There are a couple of local kinds within the Italian capital, all of which emerged within the twentieth century. There are two notable types of pizza al taglio (by means of the slice), offered by means of weight to shoppers perched at high-top tables or status on the street: pizza in teglia, which is baked in a pan and commonplace in takeaway joints, and pizza alla pala, baked immediately at the oven fireplace and generally offered from bread bakeries. Town could also be house to pizza tonda, an unsliced spherical with a crispy, chewy texture with slightly any rim, which is generally served to seated shoppers with silverware. There also are Naples-inspired pizzerias serving comfortable, chewy, thick-rimmed pizza, plus a handful of pizzerias mixing the kinds of Naples and Rome, handing over crust with a bit extra crunch. Then there are all of the different pizzerias the place cooks are simply serving no matter they would like.

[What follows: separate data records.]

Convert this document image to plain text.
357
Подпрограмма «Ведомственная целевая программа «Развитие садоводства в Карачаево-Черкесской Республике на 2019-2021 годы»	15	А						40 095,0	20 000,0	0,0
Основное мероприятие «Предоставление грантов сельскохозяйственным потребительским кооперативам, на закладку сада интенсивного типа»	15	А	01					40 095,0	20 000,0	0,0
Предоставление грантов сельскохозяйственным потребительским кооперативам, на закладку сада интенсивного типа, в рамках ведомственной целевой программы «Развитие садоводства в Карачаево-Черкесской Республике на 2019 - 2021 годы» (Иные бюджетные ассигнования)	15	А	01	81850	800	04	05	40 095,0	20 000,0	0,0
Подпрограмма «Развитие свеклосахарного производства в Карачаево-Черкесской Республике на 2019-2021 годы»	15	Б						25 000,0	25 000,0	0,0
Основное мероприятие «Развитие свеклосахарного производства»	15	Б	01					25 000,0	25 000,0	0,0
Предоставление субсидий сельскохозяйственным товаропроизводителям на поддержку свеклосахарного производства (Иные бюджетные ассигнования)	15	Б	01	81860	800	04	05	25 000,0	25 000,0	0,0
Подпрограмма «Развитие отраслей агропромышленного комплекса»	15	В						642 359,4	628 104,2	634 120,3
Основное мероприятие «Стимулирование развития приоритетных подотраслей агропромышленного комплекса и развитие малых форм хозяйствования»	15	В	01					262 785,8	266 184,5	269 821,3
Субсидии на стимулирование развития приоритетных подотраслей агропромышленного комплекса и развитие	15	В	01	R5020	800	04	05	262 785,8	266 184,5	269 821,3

Irrespective of the place you revel in your subsequent slice, be sure you get started your pizza meal as a Roman would, with numerous fried starters like supplì (rice croquettes), crocchette di patate (potato croquettes), fiori di zucca (squash blossoms full of mozzarella and salted anchovies), and such a lot of extra crispy treats.
Katie Parla is a Rome-based meals and beverage journalist, culinary information, and award-winning cookbook creator. She is the host of Katie Parla’s Rome and Katie Parla’s Roman Kitchen on Recipe.TV, and the co-host of the GOLA podcast about Italian foods and drinks tradition.
Be aware: Eating places in this map are indexed geographically.